If you're thinking that way, then orphaning an early block of coins is not really a big deal. Today, when people treat it primarily as an investment, and at best secondarily as a payment system, then you look at that stash as some sort of lost treasure. I think that while it is in theory treasure, it is almost certainly lost.

Think about it -- you want to set up a payment system and in firing up the servers, you glitch and lose the initial block of tokens. You can either start over or keep going. Starting over has a weird, scary reputation cost. A payment system is only as good as people's belief, and if people wonder if you might start it over then they wonder if they should stick their actual money into this thing that might just get restarted.
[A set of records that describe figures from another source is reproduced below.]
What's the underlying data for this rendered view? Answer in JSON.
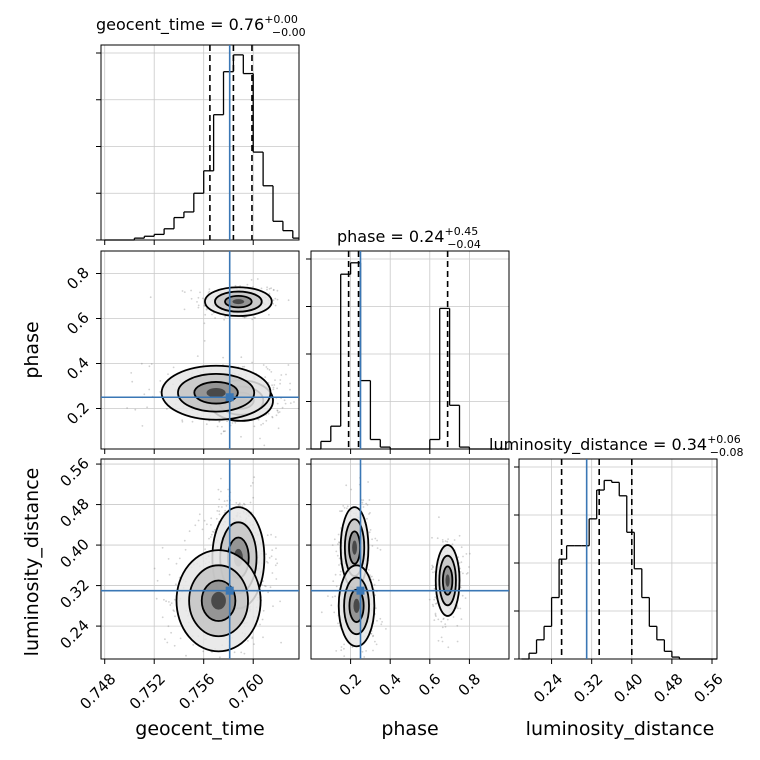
{
  "chart_data": {
    "type": "corner",
    "parameters": [
      "geocent_time",
      "phase",
      "luminosity_distance"
    ],
    "truths": {
      "geocent_time": 0.7581,
      "phase": 0.25,
      "luminosity_distance": 0.31
    },
    "colors": {
      "truth": "#3a77b5",
      "line": "#000000",
      "grid": "#c8c8c8",
      "scatter": "#7a7a7a"
    },
    "titles": [
      {
        "param": "geocent_time",
        "base": "geocent_time = 0.76",
        "plus": "+0.00",
        "minus": "−0.00"
      },
      {
        "param": "phase",
        "base": "phase = 0.24",
        "plus": "+0.45",
        "minus": "−0.04"
      },
      {
        "param": "luminosity_distance",
        "base": "luminosity_distance = 0.34",
        "plus": "+0.06",
        "minus": "−0.08"
      }
    ],
    "axis_labels": {
      "x": [
        "geocent_time",
        "phase",
        "luminosity_distance"
      ],
      "y": [
        "phase",
        "luminosity_distance"
      ]
    },
    "ranges": {
      "geocent_time": [
        0.7477,
        0.7637
      ],
      "phase": [
        0.0,
        1.0
      ],
      "phase_y": [
        0.02,
        0.9
      ],
      "luminosity_distance": [
        0.175,
        0.57
      ]
    },
    "ticks": {
      "geocent_time": {
        "values": [
          0.748,
          0.752,
          0.756,
          0.76
        ],
        "labels": [
          "0.748",
          "0.752",
          "0.756",
          "0.760"
        ]
      },
      "phase": {
        "values": [
          0.2,
          0.4,
          0.6,
          0.8
        ],
        "labels": [
          "0.2",
          "0.4",
          "0.6",
          "0.8"
        ]
      },
      "luminosity_distance": {
        "values": [
          0.24,
          0.32,
          0.4,
          0.48,
          0.56
        ],
        "labels": [
          "0.24",
          "0.32",
          "0.40",
          "0.48",
          "0.56"
        ]
      }
    },
    "quantiles": {
      "geocent_time": [
        0.7565,
        0.7584,
        0.7599
      ],
      "phase": [
        0.19,
        0.24,
        0.69
      ],
      "luminosity_distance": [
        0.26,
        0.335,
        0.4
      ]
    },
    "histograms": {
      "geocent_time": {
        "edges": [
          0.748,
          0.7488,
          0.7496,
          0.7504,
          0.7512,
          0.752,
          0.7528,
          0.7536,
          0.7544,
          0.7552,
          0.756,
          0.7568,
          0.7576,
          0.7584,
          0.7592,
          0.76,
          0.7608,
          0.7616,
          0.7624,
          0.7632,
          0.764
        ],
        "heights": [
          0.0,
          0.0,
          0.0,
          0.01,
          0.02,
          0.03,
          0.06,
          0.12,
          0.15,
          0.25,
          0.37,
          0.67,
          0.9,
          0.99,
          0.89,
          0.47,
          0.29,
          0.1,
          0.05,
          0.01
        ]
      },
      "phase": {
        "edges": [
          0.0,
          0.05,
          0.1,
          0.15,
          0.2,
          0.25,
          0.3,
          0.35,
          0.4,
          0.45,
          0.5,
          0.55,
          0.6,
          0.65,
          0.7,
          0.75,
          0.8,
          0.85,
          0.9,
          0.95,
          1.0
        ],
        "heights": [
          0.0,
          0.04,
          0.12,
          0.92,
          0.98,
          0.36,
          0.05,
          0.01,
          0.0,
          0.0,
          0.0,
          0.0,
          0.05,
          0.74,
          0.23,
          0.01,
          0.0,
          0.0,
          0.0,
          0.0
        ]
      },
      "luminosity_distance": {
        "edges": [
          0.18,
          0.195,
          0.21,
          0.225,
          0.24,
          0.255,
          0.27,
          0.285,
          0.3,
          0.315,
          0.33,
          0.345,
          0.36,
          0.375,
          0.39,
          0.405,
          0.42,
          0.435,
          0.45,
          0.465,
          0.48,
          0.495,
          0.51,
          0.525,
          0.54,
          0.555,
          0.57
        ],
        "heights": [
          0.0,
          0.03,
          0.1,
          0.17,
          0.32,
          0.52,
          0.59,
          0.59,
          0.59,
          0.73,
          0.88,
          0.93,
          0.92,
          0.85,
          0.66,
          0.47,
          0.32,
          0.17,
          0.1,
          0.04,
          0.01,
          0.0,
          0.0,
          0.0,
          0.0,
          0.0
        ]
      }
    },
    "density_2d": {
      "phase_vs_geocent_time": {
        "blobs": [
          {
            "cx": 0.7588,
            "cy": 0.675,
            "sx": 0.00135,
            "sy": 0.032,
            "w": 0.36
          },
          {
            "cx": 0.759,
            "cy": 0.235,
            "sx": 0.0013,
            "sy": 0.045,
            "w": 0.4
          },
          {
            "cx": 0.757,
            "cy": 0.27,
            "sx": 0.0022,
            "sy": 0.06,
            "w": 0.24
          }
        ]
      },
      "luminosity_distance_vs_geocent_time": {
        "blobs": [
          {
            "cx": 0.7588,
            "cy": 0.375,
            "sx": 0.00105,
            "sy": 0.05,
            "w": 0.6
          },
          {
            "cx": 0.7572,
            "cy": 0.29,
            "sx": 0.0017,
            "sy": 0.05,
            "w": 0.4
          }
        ]
      },
      "luminosity_distance_vs_phase": {
        "blobs": [
          {
            "cx": 0.22,
            "cy": 0.395,
            "sx": 0.035,
            "sy": 0.04,
            "w": 0.38
          },
          {
            "cx": 0.23,
            "cy": 0.28,
            "sx": 0.045,
            "sy": 0.04,
            "w": 0.24
          },
          {
            "cx": 0.69,
            "cy": 0.33,
            "sx": 0.03,
            "sy": 0.035,
            "w": 0.38
          }
        ]
      }
    }
  }
}
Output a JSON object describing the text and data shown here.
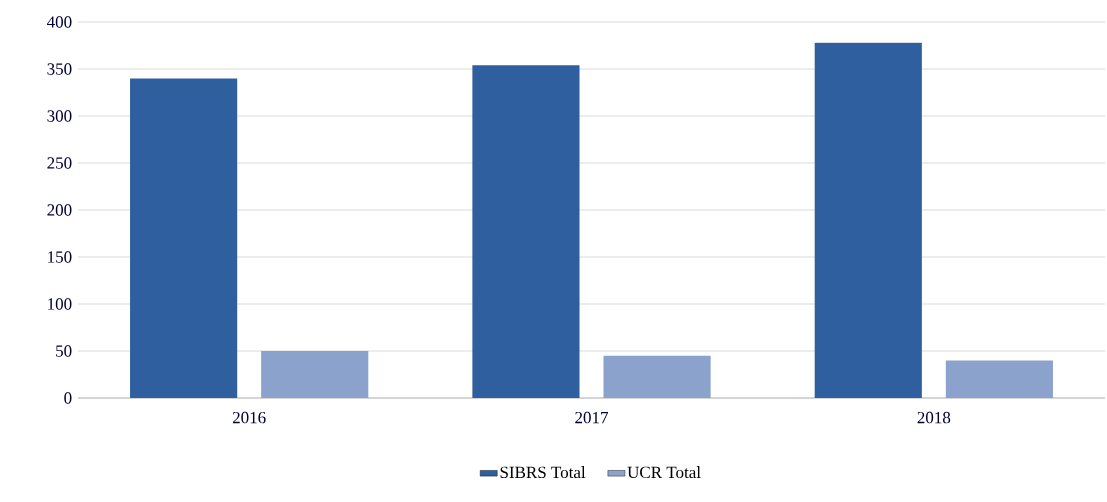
{
  "chart_data": {
    "type": "bar",
    "categories": [
      "2016",
      "2017",
      "2018"
    ],
    "series": [
      {
        "name": "SIBRS Total",
        "color": "#2f5f9f",
        "values": [
          340,
          354,
          378
        ]
      },
      {
        "name": "UCR Total",
        "color": "#8ba2cc",
        "values": [
          50,
          45,
          40
        ]
      }
    ],
    "ylim": [
      0,
      400
    ],
    "yticks": [
      0,
      50,
      100,
      150,
      200,
      250,
      300,
      350,
      400
    ],
    "grid": "y",
    "legend": "bottom"
  }
}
It's turning coins into bits, and wondering if those bits are going to get zeroed. Also, let's suppose you don't realize you lost that block of until a day into having fired up the game. It's inconvenient to go back as well as a reputation hit. It's easier to move on. It's even easier psychologically because your mindset is that this is a payment system and early in the game they're like potato chips not only in value, but because you can always make more. It doesn't take long before it is literally easier to just make more than to go back and deal with the ones you lost.

Most thought about them presumes that they knew then what we know now. It's the classic problem that history is very different when you look back rather than forward.

(2) Should we get a gadget (like a quantum computer) capable finding lost coins, we also have a gadget capable of unlocking any chunk of coins. The effect on unlocking a few billion dollars of moolah, almost *must* be a collapse of bitcoin. Even the most cold, unpanicked rational analysis of this sets the maximum value of a coin. You end up with some sort of hysteresis and minimax of the cost to mine a coin and the cost to conjure the key to one (or a group of them). 

Bitcoin is a payment system, a speculation system, and also an information betting network on the question of the existence of practical quantum computers. Holding a bitcoin is making a bet that there are no practical, high-speed quantum computers.